While the 1-year outcomes were very similar, the periprocedural outcomes showed several statistically significant differences. In-hospital mortality was significantly higher in the SAVR patients at 5%, compared with 3% in the TAVR patients. The SAVR patients also were significantly more likely to develop a need for dialysis and a need for red cells and to have a doubled duration in their ICU stay and in their postprocedural length of hospitalization, compared with TAVR patients. On the other hand, TAVR patients were significantly more likely to need a new pacemaker while hospitalized and had a 10 times higher rate of major vascular complications. The stroke rates were very similar in both arms, Dr. Brennan reported .

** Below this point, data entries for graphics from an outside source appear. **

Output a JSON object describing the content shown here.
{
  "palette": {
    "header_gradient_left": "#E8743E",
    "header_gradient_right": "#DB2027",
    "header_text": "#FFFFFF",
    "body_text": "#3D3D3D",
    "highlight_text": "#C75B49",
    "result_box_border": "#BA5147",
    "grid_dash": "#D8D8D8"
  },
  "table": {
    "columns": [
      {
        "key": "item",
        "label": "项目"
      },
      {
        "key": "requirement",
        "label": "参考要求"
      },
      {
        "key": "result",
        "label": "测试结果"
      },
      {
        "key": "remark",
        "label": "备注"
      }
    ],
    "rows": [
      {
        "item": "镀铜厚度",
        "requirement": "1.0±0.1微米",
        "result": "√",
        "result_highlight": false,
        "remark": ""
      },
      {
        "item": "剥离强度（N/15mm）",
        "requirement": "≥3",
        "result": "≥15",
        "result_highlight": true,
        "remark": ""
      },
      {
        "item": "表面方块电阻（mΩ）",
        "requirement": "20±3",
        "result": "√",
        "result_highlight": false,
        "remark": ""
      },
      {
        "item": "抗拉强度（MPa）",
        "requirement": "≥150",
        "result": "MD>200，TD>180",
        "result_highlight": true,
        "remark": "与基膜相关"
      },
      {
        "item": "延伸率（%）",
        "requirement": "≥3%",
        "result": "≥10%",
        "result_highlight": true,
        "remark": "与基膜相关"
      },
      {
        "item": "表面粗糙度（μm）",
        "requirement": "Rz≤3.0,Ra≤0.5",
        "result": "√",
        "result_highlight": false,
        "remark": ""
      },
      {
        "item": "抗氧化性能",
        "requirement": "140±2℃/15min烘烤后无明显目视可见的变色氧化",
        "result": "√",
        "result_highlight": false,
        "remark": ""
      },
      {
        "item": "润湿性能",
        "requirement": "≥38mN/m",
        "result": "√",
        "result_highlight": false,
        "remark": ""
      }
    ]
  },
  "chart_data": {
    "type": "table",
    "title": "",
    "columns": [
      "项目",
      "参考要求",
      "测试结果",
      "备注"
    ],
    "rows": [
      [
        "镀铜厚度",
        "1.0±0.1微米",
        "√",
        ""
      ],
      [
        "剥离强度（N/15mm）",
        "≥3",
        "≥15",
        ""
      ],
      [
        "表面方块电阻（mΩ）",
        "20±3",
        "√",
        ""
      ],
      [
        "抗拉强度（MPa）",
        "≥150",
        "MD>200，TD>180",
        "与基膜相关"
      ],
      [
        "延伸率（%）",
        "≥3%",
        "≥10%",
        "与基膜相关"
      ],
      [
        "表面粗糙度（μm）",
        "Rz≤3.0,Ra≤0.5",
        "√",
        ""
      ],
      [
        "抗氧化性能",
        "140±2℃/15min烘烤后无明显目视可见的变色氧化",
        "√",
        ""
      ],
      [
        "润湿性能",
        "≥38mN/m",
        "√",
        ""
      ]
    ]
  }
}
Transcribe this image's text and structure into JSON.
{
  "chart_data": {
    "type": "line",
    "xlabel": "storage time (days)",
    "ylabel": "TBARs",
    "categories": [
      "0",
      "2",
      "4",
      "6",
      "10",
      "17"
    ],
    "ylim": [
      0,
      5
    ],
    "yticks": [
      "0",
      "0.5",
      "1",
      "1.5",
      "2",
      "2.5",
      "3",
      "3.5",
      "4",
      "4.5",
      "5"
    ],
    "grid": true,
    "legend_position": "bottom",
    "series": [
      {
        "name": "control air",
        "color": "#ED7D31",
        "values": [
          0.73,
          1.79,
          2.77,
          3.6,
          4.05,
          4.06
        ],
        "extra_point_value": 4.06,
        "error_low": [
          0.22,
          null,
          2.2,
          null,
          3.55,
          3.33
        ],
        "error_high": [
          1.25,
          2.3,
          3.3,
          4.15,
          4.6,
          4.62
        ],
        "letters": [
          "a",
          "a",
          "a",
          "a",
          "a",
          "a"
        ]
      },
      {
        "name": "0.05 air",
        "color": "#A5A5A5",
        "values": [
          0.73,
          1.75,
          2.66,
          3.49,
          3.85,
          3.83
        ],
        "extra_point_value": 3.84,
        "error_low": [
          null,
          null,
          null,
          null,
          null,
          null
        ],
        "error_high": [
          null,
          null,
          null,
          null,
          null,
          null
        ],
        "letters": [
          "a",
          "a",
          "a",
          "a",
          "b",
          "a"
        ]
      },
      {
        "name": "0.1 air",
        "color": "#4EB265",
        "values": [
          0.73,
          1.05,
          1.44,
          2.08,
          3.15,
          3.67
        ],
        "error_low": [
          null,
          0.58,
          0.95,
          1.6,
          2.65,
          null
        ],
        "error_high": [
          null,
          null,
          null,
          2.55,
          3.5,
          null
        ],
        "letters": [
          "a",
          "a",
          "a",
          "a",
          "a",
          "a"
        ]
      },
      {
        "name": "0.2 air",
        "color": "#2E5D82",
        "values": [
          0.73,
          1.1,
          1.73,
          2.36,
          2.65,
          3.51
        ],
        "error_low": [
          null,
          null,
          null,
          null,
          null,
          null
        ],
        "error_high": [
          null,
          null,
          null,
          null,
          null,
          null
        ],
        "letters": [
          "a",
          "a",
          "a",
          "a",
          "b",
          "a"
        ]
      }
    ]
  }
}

According to Dr. Brennan, the most striking difference in hospital outcomes was the discharge destination for patients: 70% of TAVR patients went home after their procedural hospitalization, compared with 41% of the SAVR patients. Discharges home following periprocedural hospitalization were “substantially higher” with TAVR, he said.
Another notable feature of these data was how they contrasted with the 1-year outcomes reported from the German Aortic Valve Registry at the American Heart Association Scientific Sessions in November 2016. In the German registry, 1-year mortality after propensity-score adjustment was about 11% among SAVR patients and about 14% among TAVR patients treated with a transfemoral approach, a statistically significant difference, reported Nicolas Werner, MD , of the Ludwigshafen (Germany) Clinic.
“I think the reason we see a difference in the German data is they weren’t able to remove from their analysis the really high-risk patients” who preferentially underwent TAVR, suggested Dr. Brennan. “We had the ability to match patients who had equipoise for undergoing SAVR or TAVR. That’s why our results are more consistent with the findings from the TAVR clinical trials.”
“One of the most important findings from [Dr. Brennan’s] study is [that] it makes the German Registry results look like the outliers rather than the results from the TAVR clinical trials,” commented Howard C. Hermann, MD , professor of cardiovascular disease and director of the cardiac catheterization laboratories at the University of Pennsylvania in Philadelphia.
The data analysis and development of the valveadvice.org website and decision tool received no commercial support. Dr. Brennan had no disclosures. Dr. Hermann has received honoraria and research support from Edwards Pharmaceuticals, research support from Medtronic, and honoraria and research support from several other companies.